Pour tester la molécule, il la donna à sa femme, Rita, qui apprécia ses effets stimulants et énergisants. En hommage à elle, la molécule fut commercialisée sous le nom de Ritaline dans les années 1950.

Au départ, le méthylphénidate était utilisé pour lutter contre la fatigue, la dépression ou des troubles de concentration ponctuels.

A partir des années 1960, les médecins remarquèrent qu’il avait un effet particulièrement bénéfique chez les enfants hyperactifs ou distraits, capables grâce à lui de mieux se concentrer et de canaliser leur énergie. C’est ainsi que le méthylphénidate est devenu le traitement de référence du tdah d’abord chez l’enfant puis chez l’adulte.

La phényléthylamine : la molécule de base Le méthylphénidate est une phényléthylamine substituée. La phényléthylamine (PEA) agit comme neurotransmetteur ou neuromodulateur, régulant la dopamine et la noradrénaline, essentielles à la motivation, à l’attention et à l’humeur. C’est cette propriété stimulante qui a inspiré les chimistes, en modifiant sa structure pour créer le méthylphénidate, ils ont pu produire un stimulant stable, bien absorbé et ciblé, capable d’améliorer l’attention et le contrôle des impulsions sans provoquer d’euphorie excessive lorsqu’il est utilisé correctement.

Sa composition et forme.

Le méthylphénidate se présente souvent sous forme de chlorhydrate de méthylphénidate, une version stabilisée pour une absorption optimale. Il existe, en libération immédiate, pour un effet rapide mais de courte durée, en libération prolongée, pour un effet étalé sur la journée, pratique pour l’école ou le travail.

Effets positifs.

En agissant sur la dopamine et la noradrénaline, le méthylphénidate, améliore la concentration, réduit l’impulsivité et l’agitation, facilite l’organisation et la planification, procure une sensation de calme et de clarté mentale.

Chez certains adultes, il peut même réduire le risque de comportements addictifs, car le cerveau régulé n’a plus besoin de chercher des stimulants externes pour se sentir motivé et attentif.

Les effets secondaires et risques.

Comme tout stimulant, il comporte des risques, perte d’appétit, troubles du sommeil, irritabilité, maux de tête, et dans de rares cas, tension élevée ou rythme cardiaque accéléré. Le suivi médical est indispensable, et le dosage doit être ajusté individuellement.

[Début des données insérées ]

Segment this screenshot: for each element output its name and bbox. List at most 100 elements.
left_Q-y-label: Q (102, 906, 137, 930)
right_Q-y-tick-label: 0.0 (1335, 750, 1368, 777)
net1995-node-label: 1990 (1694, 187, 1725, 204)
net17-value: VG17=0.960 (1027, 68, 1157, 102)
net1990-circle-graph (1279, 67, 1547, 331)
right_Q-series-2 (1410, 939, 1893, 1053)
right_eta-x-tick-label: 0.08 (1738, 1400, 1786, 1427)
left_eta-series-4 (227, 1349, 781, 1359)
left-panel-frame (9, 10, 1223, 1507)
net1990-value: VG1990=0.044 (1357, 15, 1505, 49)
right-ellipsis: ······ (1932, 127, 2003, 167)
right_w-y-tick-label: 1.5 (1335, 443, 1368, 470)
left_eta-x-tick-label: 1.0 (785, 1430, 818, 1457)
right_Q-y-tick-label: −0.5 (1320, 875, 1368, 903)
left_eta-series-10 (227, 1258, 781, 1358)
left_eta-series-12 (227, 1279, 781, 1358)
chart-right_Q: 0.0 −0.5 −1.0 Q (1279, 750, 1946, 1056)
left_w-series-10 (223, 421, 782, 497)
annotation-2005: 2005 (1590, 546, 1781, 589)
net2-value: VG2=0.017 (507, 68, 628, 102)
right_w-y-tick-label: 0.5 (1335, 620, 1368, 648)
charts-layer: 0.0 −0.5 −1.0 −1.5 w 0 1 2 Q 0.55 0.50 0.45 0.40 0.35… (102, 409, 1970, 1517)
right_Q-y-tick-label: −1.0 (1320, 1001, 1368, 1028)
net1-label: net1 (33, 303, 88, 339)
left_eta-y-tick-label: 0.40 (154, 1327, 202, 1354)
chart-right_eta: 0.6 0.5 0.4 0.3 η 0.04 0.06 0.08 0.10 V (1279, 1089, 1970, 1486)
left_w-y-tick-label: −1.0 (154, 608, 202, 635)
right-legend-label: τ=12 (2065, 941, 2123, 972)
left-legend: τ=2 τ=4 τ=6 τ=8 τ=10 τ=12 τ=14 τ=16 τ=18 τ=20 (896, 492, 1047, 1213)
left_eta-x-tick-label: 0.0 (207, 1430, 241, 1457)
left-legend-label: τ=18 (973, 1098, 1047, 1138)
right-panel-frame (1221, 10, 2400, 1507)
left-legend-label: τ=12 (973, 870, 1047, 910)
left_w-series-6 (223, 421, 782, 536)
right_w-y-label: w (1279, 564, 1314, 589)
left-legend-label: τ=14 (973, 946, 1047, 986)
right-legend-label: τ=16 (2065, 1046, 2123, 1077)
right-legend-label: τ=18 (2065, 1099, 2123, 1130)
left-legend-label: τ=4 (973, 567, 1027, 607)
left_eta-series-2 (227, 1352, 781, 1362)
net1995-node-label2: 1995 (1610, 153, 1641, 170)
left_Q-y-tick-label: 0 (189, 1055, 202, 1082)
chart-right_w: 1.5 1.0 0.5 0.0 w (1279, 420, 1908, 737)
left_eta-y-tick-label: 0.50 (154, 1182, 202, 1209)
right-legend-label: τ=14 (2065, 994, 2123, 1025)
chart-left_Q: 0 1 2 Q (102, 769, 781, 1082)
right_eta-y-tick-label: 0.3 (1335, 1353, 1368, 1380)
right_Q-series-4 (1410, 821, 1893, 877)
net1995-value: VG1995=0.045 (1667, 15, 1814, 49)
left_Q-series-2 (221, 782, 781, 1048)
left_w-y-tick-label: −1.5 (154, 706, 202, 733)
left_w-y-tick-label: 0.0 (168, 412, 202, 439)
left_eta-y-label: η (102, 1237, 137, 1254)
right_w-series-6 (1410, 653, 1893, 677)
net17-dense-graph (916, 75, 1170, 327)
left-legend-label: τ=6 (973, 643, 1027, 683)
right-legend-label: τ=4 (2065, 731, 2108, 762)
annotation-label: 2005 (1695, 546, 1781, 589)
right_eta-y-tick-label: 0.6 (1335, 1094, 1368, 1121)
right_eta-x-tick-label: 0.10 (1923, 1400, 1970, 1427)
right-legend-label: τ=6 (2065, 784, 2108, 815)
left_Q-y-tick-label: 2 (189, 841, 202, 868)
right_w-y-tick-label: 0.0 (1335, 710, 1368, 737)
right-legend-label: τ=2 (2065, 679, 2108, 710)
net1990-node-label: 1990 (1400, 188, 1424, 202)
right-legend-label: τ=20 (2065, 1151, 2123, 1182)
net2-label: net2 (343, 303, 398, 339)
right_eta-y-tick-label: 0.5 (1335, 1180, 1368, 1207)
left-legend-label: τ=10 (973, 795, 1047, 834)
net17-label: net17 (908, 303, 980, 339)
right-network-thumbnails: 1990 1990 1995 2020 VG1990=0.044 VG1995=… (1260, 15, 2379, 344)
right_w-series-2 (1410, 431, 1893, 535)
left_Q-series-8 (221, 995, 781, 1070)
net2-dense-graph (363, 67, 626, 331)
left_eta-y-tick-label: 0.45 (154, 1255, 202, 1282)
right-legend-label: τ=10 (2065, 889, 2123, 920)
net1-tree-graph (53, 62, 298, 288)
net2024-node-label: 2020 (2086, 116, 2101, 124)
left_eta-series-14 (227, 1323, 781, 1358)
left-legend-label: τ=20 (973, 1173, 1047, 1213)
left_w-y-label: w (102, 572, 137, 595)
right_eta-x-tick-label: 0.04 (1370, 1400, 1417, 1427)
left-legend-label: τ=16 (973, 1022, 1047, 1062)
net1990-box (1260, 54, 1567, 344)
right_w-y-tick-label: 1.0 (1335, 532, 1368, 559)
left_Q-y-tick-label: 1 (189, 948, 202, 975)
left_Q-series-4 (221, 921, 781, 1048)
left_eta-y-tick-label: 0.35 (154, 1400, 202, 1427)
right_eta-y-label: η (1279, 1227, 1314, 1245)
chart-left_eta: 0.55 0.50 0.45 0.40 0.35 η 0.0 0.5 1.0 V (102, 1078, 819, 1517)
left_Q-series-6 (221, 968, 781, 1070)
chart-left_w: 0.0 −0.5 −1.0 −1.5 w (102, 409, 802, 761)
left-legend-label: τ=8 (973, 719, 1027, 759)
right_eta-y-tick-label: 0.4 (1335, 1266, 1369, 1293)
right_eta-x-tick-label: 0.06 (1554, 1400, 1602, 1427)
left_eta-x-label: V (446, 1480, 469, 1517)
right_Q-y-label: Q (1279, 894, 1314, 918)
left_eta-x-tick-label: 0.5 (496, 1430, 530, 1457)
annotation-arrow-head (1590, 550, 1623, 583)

Usage médical vs hors usage médical

Le méthylphénidate est classé comme stupéfiant à usage médical.

Usage légal uniquement sur prescription, avec suivi médical.

Usage détourné ou hors prescription, illégal, considéré comme drogue, sanctions sévères possibles (amendes, prison).

La distinction est claire.

Stimulant médical, encadré, dosage contrôlé, bénéfices thérapeutiques. Drogue hors médical = usage détourné, illégal et risque pour la santé.

Pour finir, l étude récente et actualité scientifique (2025‑2026)

Les recherches récentes continuent de montrer l’efficacité du méthylphénidate pour améliorer l’attention et la motivation chez les patients tdah. Les études de 2025‑2026 précisent que les bénéfices observés ne se limitent pas à la simple correction d’un déficit attentionnel : le médicament optimise l’éveil, la motivation et les circuits de récompense du cerveau. D’autres travaux mettent en évidence des marqueurs neuronaux prédisant la réponse au traitement, renforçant l’idée d’un usage personnalisé pour chaque patient.

Le méthylphénidate reste d’actualité et n’est pas obsolète, même si de nouvelles stratégies thérapeutiques et approches non médicamenteuses viennent compléter son usage pour un accompagnement plus global des patients.